Debt Collectors (Streaming on VUDU, May 29)
This action genre buddy flick re-teams martial arts action star, Scott Adkins, with Aussie actor, Louis Mandylor. They’re a pair of debt collecting enforcers known as French and Sue, respectively. Returning from 2018’s "The Debt Collector," the duo's chemistry gives rise to credible action and comical disagreements. They are dispatched to Las Vegas to collect from a dirty casino owner, Sue omitting the fact their subject is also his ex-lover. She pays off with nary a scuffle, prompting Sue to warn French that “Something isn’t right.” Sure enough, a ruthless drug lord, out for revenge, is hot on their trail. Old-fashioned, close quarter combat, dominates, though French and Sue know their way around a gun-fight as well. While its plot is loosely knitted, “Debt Collectors” delivers a buddy-formula good time.
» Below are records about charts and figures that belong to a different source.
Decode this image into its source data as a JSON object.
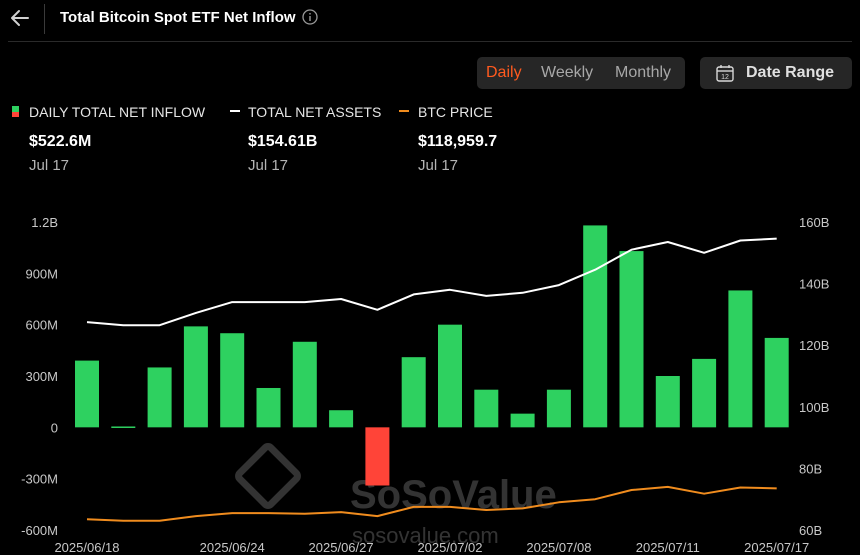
{
  "header": {
    "title": "Total Bitcoin Spot ETF Net Inflow"
  },
  "range_tabs": [
    {
      "label": "Daily",
      "active": true
    },
    {
      "label": "Weekly",
      "active": false
    },
    {
      "label": "Monthly",
      "active": false
    }
  ],
  "date_range": {
    "label": "Date Range",
    "calendar_day": "12"
  },
  "legend": [
    {
      "label": "DAILY TOTAL NET INFLOW",
      "value": "$522.6M",
      "date": "Jul 17",
      "colors": [
        "#2ed160",
        "#ff4438"
      ]
    },
    {
      "label": "TOTAL NET ASSETS",
      "value": "$154.61B",
      "date": "Jul 17",
      "color": "#ffffff"
    },
    {
      "label": "BTC PRICE",
      "value": "$118,959.7",
      "date": "Jul 17",
      "color": "#f08c1e"
    }
  ],
  "watermark": {
    "brand": "SoSoValue",
    "url": "sosovalue.com"
  },
  "chart_data": {
    "type": "bar+line",
    "x_tick_labels": [
      "2025/06/18",
      "2025/06/24",
      "2025/06/27",
      "2025/07/02",
      "2025/07/08",
      "2025/07/11",
      "2025/07/17"
    ],
    "x_tick_indices": [
      0,
      4,
      7,
      10,
      13,
      16,
      19
    ],
    "left_axis": {
      "ticks": [
        "1.2B",
        "900M",
        "600M",
        "300M",
        "0",
        "-300M",
        "-600M"
      ],
      "tick_values": [
        1200,
        900,
        600,
        300,
        0,
        -300,
        -600
      ],
      "range": [
        -600,
        1200
      ],
      "unit": "M USD"
    },
    "right_axis": {
      "ticks": [
        "160B",
        "140B",
        "120B",
        "100B",
        "80B",
        "60B"
      ],
      "tick_values": [
        160,
        140,
        120,
        100,
        80,
        60
      ],
      "range": [
        60,
        160
      ],
      "unit": "B USD"
    },
    "series": [
      {
        "name": "DAILY TOTAL NET INFLOW",
        "kind": "bar",
        "axis": "left",
        "values": [
          390,
          5,
          350,
          590,
          550,
          230,
          500,
          100,
          -340,
          410,
          600,
          220,
          80,
          220,
          1180,
          1030,
          300,
          400,
          800,
          522.6
        ],
        "positive_color": "#2ed160",
        "negative_color": "#ff4438"
      },
      {
        "name": "TOTAL NET ASSETS",
        "kind": "line",
        "axis": "right",
        "color": "#ffffff",
        "values": [
          127.5,
          126.5,
          126.5,
          130.5,
          134,
          134,
          134,
          135,
          131.5,
          136.5,
          138,
          136,
          137,
          139.5,
          144.5,
          151,
          153.5,
          150,
          154,
          154.61
        ]
      },
      {
        "name": "BTC PRICE",
        "kind": "line",
        "axis": "right",
        "color": "#f08c1e",
        "values": [
          63.5,
          63,
          63,
          64.5,
          65.5,
          65.5,
          65.3,
          65.8,
          64.5,
          67.5,
          67.5,
          66.5,
          67,
          69,
          70,
          73,
          74,
          71.8,
          73.8,
          73.5
        ]
      }
    ],
    "grid": false,
    "legend_position": "top-left"
  }
}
The High Note (Streaming on Fandango & VUDU, May 29)
Dakota Johnson (daughter of Don Johnson and Melanie Griffith) portrays wanna-be music producer Maggie, while Tracee Ellis Ross (daughter of Diana Ross), appears as aging superstar, Grace Davis. Well into her 40s, Grace longs for new hits and challenges, but is rebuffed by manager Jack Robertson (Ice Cube), insistent they continue her profitable, but soul-sucking, best hits tour. Grace overworks personal assistant Maggie, unaware of her employee’s hidden talents. During a brief break, Grace records a new song sent off for slumber in the vault by manager Robertson. Secretly, Maggie engineers and produces a cut of the song, which she reveals to her stunned employer, leaving them both to make life-altering choices. Great chemistry between the three principals, and an insightful, if conventional screenplay, round out this enjoyable drama-dey.
THE VAST OF NIGHT (Streaming on Amazon, May 29)
An audience award winner at Slamdance, “The Vast of Night” marks the stylish debut of director/co-writer, Andrew Patterson. Unusual visual sequences and perspectives surprise and hold our attention, although anticipated evidence of extraterrestrials never materializes. Instead, a dramatically tense screenplay focuses on young, graveyard telephone operator Fay (Sierra McCormick), and her fellow investigator, rookie radio DJ Everett (Jake Horowitz). The pair seek the origin of a signal disrupting both telephone connections and radio transmissions in their 1950s hamlet, fictional Cayuga, New Mexico. While most residents attend the year’s biggest high school basketball game, Fay and Everett visit old-timers with incredible stories to tell. Conspiracy theories take Fay and Everett on a paranoid journey that eventually demands they believe the unproven or give in to so-called rational explanation.